The ultimate drummer joke.

My nephew is a drummer and I thought I had heard all the drummer jokes but this is absolutely priceless.

Funny video. I’m a musician too and my favorite drummer jokes are:

What did the drummer get on his IQ test?
Saliva.

What do you call a guy who hangs around with musicians?
Drummer.

How can you tell when the drum riser’s level?
The drummer drools evenly from both sides of his mouth.

Those jokes are even funnier 'cause my husband’s a drummer, and he’s always the smartest guy in the room!

What do you get if you cross a drummer with a gorilla?

A really dumb gorilla!!!

Hey, I play the violin.

Anyway, this version was broadcast during the rugby world cup.

I can’t view the video at work, but my favorite drummer joke is

What do you call a drummer who’s just broken up with his girlfriend?
Homeless.

If a student wants to learn music, give him an instrument.
If he fails at that, take away the instrument and give him two sticks making him a drummer.
If he fails at that, take away one of the sticks and make him a conductor.

What’s the difference between a bull and an orchestra?

How can you tell if a violin is out of tune?

The bow is moving.

The bull has its horns at the front, and its arsehole at the back.

How do you get three piccolo players in tune?

Shoot two of them.

Keeping in mind that “ultimate” also means “final”, we can only hope that was the ultimate drummer joke. :rolleyes:

So, you and the OP are two sides of the same coin, eh?

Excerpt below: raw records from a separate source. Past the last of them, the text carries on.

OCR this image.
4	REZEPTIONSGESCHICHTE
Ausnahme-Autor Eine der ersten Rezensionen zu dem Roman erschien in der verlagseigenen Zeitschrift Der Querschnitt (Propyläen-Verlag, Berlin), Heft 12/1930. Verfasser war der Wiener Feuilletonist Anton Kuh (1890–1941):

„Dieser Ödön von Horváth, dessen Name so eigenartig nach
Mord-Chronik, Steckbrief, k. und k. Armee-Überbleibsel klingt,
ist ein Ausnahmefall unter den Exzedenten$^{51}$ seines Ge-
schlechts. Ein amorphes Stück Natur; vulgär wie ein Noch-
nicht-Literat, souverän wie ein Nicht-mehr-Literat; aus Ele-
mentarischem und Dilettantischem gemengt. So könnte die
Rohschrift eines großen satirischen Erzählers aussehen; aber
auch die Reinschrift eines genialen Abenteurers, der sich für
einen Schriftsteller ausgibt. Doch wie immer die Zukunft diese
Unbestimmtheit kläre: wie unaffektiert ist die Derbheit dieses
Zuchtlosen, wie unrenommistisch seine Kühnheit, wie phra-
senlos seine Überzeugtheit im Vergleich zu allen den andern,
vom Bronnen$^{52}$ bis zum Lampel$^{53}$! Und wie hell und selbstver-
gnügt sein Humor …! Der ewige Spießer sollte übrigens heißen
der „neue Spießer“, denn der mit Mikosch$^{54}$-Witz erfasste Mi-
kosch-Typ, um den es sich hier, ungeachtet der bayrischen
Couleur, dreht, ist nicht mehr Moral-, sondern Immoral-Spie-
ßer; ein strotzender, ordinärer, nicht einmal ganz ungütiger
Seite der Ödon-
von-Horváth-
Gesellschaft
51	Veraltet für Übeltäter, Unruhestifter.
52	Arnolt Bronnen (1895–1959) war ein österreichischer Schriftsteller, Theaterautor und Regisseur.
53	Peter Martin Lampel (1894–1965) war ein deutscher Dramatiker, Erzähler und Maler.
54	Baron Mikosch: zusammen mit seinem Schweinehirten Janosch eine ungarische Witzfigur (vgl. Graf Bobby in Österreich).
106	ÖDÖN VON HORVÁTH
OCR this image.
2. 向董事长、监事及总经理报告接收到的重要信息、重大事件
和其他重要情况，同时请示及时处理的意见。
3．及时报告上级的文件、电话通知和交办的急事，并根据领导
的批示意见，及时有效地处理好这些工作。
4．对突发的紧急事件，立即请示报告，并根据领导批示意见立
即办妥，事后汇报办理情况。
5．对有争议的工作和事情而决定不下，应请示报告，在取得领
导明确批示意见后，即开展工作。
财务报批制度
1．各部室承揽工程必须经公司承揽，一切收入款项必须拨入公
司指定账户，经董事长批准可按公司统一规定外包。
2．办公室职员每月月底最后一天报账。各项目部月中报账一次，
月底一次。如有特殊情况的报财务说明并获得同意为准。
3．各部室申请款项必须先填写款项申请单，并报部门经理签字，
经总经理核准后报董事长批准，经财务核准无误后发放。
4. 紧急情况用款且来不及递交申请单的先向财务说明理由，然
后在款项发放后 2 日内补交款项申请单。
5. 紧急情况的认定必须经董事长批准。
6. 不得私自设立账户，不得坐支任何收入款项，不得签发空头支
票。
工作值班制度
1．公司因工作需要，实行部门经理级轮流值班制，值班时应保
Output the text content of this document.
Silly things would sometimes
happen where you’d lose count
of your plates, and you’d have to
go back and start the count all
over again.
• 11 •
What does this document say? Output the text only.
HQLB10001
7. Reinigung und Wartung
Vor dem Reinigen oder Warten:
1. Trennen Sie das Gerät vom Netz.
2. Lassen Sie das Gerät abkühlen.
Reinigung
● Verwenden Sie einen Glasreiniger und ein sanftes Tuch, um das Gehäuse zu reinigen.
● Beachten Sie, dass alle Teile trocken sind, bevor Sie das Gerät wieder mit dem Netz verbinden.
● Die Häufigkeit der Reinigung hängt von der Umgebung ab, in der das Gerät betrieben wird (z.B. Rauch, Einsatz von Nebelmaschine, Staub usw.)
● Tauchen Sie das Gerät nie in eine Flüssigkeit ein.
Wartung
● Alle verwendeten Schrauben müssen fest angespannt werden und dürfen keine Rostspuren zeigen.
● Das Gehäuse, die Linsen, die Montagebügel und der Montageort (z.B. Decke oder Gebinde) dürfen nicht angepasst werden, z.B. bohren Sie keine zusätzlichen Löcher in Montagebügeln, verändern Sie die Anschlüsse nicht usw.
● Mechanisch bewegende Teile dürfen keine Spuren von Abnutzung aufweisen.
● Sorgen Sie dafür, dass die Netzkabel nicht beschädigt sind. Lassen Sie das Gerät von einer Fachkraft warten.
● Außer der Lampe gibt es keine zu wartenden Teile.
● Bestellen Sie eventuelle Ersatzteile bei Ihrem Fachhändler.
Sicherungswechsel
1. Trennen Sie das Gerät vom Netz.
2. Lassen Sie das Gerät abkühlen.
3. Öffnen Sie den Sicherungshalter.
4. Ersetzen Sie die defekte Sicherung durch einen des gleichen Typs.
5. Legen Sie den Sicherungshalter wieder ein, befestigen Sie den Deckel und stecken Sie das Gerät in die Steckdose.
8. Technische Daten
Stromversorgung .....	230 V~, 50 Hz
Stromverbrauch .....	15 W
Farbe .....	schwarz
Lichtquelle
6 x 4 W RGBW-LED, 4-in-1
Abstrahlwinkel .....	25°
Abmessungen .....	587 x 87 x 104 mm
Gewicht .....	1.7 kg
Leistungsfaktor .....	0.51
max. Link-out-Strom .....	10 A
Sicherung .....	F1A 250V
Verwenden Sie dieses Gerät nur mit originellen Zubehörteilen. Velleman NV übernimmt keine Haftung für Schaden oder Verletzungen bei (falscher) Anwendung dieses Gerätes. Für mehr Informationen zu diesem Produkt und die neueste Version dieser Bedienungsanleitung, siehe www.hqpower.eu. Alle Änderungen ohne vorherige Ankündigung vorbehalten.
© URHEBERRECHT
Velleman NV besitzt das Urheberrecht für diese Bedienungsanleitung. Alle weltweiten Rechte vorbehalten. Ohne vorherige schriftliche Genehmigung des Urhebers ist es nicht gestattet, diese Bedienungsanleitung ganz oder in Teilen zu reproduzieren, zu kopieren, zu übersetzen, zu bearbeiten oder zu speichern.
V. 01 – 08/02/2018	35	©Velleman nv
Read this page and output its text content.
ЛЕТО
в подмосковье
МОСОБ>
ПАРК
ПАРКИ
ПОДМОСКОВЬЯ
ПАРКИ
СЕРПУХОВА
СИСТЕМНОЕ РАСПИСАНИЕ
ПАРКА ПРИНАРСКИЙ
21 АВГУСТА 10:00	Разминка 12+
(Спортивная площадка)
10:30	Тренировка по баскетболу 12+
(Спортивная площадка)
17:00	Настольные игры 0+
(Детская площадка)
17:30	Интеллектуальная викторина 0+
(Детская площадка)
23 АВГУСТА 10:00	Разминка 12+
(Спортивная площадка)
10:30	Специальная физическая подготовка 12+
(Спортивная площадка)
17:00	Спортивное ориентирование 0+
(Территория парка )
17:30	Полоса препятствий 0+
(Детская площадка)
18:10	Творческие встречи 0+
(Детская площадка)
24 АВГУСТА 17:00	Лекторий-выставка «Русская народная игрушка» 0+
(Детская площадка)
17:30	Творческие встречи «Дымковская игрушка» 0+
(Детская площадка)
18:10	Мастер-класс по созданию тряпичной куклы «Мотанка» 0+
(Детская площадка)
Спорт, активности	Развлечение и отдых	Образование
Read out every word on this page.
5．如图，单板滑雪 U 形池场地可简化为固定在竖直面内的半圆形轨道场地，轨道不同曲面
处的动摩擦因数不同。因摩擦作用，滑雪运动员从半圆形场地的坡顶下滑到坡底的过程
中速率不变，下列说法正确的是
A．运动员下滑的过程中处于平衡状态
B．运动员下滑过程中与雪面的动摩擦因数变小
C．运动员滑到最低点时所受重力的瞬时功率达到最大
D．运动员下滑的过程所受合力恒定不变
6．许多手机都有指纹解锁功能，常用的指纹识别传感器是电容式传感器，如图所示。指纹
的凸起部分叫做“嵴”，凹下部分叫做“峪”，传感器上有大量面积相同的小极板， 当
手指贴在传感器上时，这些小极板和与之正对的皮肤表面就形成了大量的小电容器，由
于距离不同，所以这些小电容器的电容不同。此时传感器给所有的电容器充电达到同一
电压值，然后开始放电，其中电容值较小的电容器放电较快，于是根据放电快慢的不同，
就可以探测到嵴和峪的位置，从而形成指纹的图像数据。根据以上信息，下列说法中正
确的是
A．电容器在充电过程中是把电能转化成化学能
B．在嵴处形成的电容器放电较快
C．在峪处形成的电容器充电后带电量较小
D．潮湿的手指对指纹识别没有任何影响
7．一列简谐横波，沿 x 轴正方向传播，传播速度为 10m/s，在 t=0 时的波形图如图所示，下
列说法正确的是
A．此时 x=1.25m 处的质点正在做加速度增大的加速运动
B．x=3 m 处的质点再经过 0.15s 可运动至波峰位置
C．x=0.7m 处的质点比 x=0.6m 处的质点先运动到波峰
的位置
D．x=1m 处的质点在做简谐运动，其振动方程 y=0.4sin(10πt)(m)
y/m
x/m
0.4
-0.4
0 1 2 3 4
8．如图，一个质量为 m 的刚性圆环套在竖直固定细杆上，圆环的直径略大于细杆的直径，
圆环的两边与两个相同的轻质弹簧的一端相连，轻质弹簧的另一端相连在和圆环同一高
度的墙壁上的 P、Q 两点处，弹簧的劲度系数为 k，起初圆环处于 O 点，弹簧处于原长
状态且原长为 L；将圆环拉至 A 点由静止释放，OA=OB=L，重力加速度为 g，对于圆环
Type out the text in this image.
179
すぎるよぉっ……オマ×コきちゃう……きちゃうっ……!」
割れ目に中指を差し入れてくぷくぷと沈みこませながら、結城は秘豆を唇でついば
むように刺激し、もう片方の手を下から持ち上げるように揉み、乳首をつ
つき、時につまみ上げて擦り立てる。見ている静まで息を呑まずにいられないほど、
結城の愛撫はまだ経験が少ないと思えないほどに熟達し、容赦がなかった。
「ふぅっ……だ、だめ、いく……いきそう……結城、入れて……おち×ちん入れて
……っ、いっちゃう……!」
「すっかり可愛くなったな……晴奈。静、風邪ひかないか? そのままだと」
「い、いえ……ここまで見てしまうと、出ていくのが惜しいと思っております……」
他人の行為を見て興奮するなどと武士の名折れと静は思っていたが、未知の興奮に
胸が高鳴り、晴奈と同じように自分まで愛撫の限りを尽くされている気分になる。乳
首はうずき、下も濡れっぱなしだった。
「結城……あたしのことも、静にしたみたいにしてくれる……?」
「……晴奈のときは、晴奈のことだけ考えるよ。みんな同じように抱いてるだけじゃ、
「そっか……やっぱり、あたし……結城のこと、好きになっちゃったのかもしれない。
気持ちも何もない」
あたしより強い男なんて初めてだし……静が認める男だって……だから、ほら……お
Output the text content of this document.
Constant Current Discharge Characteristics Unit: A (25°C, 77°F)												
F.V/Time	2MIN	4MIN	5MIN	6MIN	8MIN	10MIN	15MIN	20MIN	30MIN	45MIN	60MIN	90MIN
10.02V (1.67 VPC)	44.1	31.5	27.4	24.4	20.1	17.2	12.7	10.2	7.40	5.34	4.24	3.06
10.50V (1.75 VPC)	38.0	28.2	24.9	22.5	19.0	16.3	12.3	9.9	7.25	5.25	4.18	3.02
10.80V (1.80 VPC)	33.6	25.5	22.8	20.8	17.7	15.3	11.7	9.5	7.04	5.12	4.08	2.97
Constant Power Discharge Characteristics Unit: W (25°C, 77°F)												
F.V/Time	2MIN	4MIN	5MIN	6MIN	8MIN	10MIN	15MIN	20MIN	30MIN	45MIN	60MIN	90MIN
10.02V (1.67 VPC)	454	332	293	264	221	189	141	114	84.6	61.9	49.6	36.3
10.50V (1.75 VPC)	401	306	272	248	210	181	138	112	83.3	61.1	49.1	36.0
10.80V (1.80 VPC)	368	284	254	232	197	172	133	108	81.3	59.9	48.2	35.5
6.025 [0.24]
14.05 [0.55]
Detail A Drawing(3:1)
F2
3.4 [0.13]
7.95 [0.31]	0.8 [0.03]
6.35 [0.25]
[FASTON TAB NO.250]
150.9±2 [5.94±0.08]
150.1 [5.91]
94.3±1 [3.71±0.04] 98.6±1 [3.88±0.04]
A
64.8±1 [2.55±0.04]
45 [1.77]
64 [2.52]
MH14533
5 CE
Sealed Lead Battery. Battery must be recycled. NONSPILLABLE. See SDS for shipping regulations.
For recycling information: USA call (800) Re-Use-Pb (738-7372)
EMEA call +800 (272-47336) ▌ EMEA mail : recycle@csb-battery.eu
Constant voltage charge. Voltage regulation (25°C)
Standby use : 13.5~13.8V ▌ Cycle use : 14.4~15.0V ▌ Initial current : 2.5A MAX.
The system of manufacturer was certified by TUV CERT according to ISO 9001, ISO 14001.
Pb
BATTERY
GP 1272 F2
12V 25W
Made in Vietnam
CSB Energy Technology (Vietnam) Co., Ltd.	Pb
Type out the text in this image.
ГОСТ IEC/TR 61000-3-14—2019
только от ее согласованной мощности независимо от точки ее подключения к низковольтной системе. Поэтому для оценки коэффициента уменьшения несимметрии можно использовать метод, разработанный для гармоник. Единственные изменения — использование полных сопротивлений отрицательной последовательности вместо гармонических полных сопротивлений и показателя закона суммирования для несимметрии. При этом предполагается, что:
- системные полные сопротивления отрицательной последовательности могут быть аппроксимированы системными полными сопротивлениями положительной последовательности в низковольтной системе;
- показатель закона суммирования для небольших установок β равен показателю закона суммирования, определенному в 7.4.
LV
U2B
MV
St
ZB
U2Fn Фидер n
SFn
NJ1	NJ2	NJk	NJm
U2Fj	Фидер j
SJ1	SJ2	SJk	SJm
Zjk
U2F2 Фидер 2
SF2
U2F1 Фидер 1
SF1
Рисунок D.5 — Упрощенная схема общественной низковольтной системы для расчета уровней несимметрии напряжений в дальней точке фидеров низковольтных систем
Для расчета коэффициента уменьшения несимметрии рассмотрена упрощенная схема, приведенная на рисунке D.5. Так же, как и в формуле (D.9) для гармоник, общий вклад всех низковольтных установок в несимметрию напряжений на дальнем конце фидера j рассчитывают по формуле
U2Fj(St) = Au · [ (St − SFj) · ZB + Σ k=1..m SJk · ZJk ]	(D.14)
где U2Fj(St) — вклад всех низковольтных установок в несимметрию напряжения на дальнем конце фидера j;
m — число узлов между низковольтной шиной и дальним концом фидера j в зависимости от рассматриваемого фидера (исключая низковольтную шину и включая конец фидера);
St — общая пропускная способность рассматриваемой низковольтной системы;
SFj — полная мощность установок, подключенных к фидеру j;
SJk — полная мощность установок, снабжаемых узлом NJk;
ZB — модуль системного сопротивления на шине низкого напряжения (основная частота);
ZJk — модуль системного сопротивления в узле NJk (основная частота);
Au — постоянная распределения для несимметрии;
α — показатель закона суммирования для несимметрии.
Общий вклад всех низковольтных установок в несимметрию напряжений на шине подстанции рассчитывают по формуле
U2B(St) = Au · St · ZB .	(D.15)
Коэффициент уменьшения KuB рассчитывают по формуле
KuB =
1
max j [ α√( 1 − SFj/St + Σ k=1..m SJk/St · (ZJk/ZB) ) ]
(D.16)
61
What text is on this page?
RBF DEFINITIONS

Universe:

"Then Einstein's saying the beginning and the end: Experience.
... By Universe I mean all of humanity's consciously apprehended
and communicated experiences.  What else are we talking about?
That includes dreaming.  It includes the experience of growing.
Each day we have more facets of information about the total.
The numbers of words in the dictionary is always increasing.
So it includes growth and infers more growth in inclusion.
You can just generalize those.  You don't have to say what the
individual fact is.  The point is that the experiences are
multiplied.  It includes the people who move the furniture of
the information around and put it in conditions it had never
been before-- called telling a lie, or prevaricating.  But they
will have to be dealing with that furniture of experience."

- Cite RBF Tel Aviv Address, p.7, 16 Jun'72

Hey, did you hear about the time the drummer locked his keys in his car?Yeah, it took him two hours to get the bassist out.

How do you know a drummer is at your door?The knocking speeds up.

Why are violins smaller than violas?

They’re not, it’s just that violinists’ heads are so much bigger.

I always heard it as “drug addict” who hangs around musicians.

I was going to post the same joke, but with an expanded punchline:

His knock speeds up and he doesn’t know when to come in.

What’s the difference between a drummer and a large pizza?
A large pizza can feed a family.

How do you get a guitarist to play quieter?

Put sheet music in front of him.

How many sopranos does it take to screw in a light bulb?

Just one. She holds up the bulb and the world revolves around her.